Farming was badly affected by high interest rates and federal non-intervention. In the 70s, the US had supplied wheat to the USSR and encouraged farmers to expand and grow wheat. When the USSR invaded Afghanistan, the US stopped exporting wheat in protest. Interests rates rose as money supply tightened and things worsened in the 1980s, further hampered by a drought in 1983. Many smaller farms failed and so were bought by agri-businesses. Demonstrations were organised to highlight the plight using tactics such as traffic-slowing tractorcades.
How did production change under Reagan?
Older manufacturing industries such as the car and textile industries, were doing badly against foreign imports and exports dropped with the change in the value of the dollar. The Reagan adminstration would not impose tariffs on foreign imports. Towns and cities were car manufactures were the main employer were badly hit by this decline. In Baltimore and Cleveland, well over 20% of the population was living way below the poverty line, and unemployment and poverty was hitting all workers.
While older industries were failing, new industries were doing well. Reagan increased spending on defence, meaning that the defence industry did well, as well as the computer industry. These technologies were based in different parts of the US and had a significant effect on population and migration within the US. Manufacturing and the provision of raw materials have been in decline, but service industries were expanding. Everything from estate agencies to coffee shop chains and computer goods stores did well.
What was the effect of the bi-coastal boom?

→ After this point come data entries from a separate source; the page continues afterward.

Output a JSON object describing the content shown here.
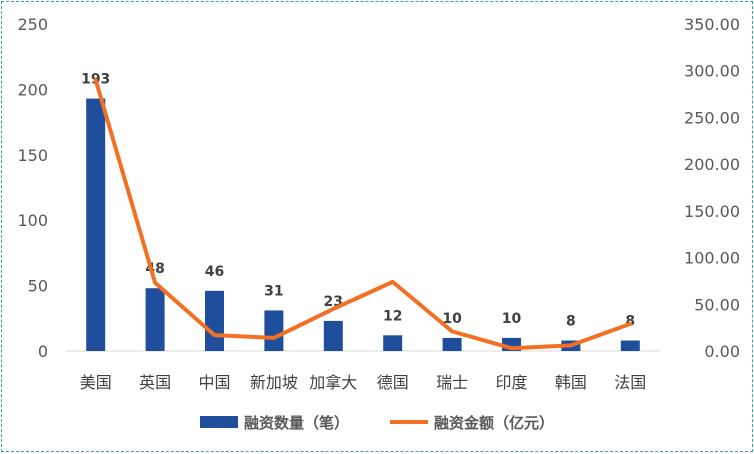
{
  "chart_data": {
    "type": "bar+line",
    "categories": [
      "美国",
      "英国",
      "中国",
      "新加坡",
      "加拿大",
      "德国",
      "瑞士",
      "印度",
      "韩国",
      "法国"
    ],
    "series": [
      {
        "name": "融资数量（笔）",
        "type": "bar",
        "axis": "left",
        "color": "#1f4e9c",
        "values": [
          193,
          48,
          46,
          31,
          23,
          12,
          10,
          10,
          8,
          8
        ],
        "data_labels": [
          "193",
          "48",
          "46",
          "31",
          "23",
          "12",
          "10",
          "10",
          "8",
          "8"
        ]
      },
      {
        "name": "融资金额（亿元）",
        "type": "line",
        "axis": "right",
        "color": "#f26f23",
        "values": [
          290,
          73,
          17,
          14,
          45,
          74,
          21,
          3,
          6,
          29
        ]
      }
    ],
    "y_left": {
      "range": [
        0,
        250
      ],
      "ticks": [
        "0",
        "50",
        "100",
        "150",
        "200",
        "250"
      ]
    },
    "y_right": {
      "range": [
        0,
        350
      ],
      "ticks": [
        "0.00",
        "50.00",
        "100.00",
        "150.00",
        "200.00",
        "250.00",
        "300.00",
        "350.00"
      ]
    },
    "grid": false,
    "legend": "bottom"
  }
}
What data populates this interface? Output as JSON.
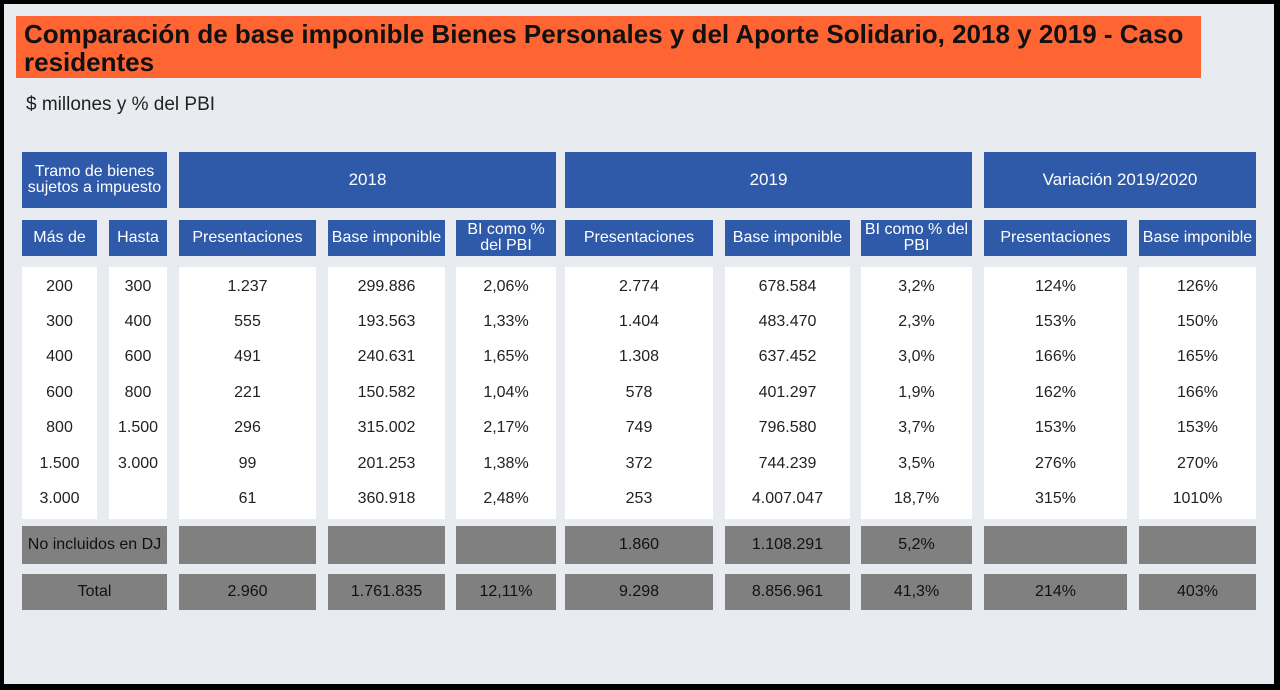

Industries that did well in the 1980s created more employment. People were eager to move to the areas of the country where these industries were located and resulted in a population shift from the North and the East to the South and West, especially in the coasta states. Those families that could afford the move fuelled a growth of the suburbs in these areas. Here were places where people felt their lives were improving and people in these places were consistently more likely to vote for Reagan, and after him, Bush. The policies of the Reagan administration had worked for them, and in 1987, California and the state on the East coast had 5.6% unemployment, compared to 7.8% in the rest of the country. These areas had almost 75% of all new businesses and about 60% of new jobs. The part of the country that stayed worst off was the central Great Plains area, which had always been a predominantly farming area.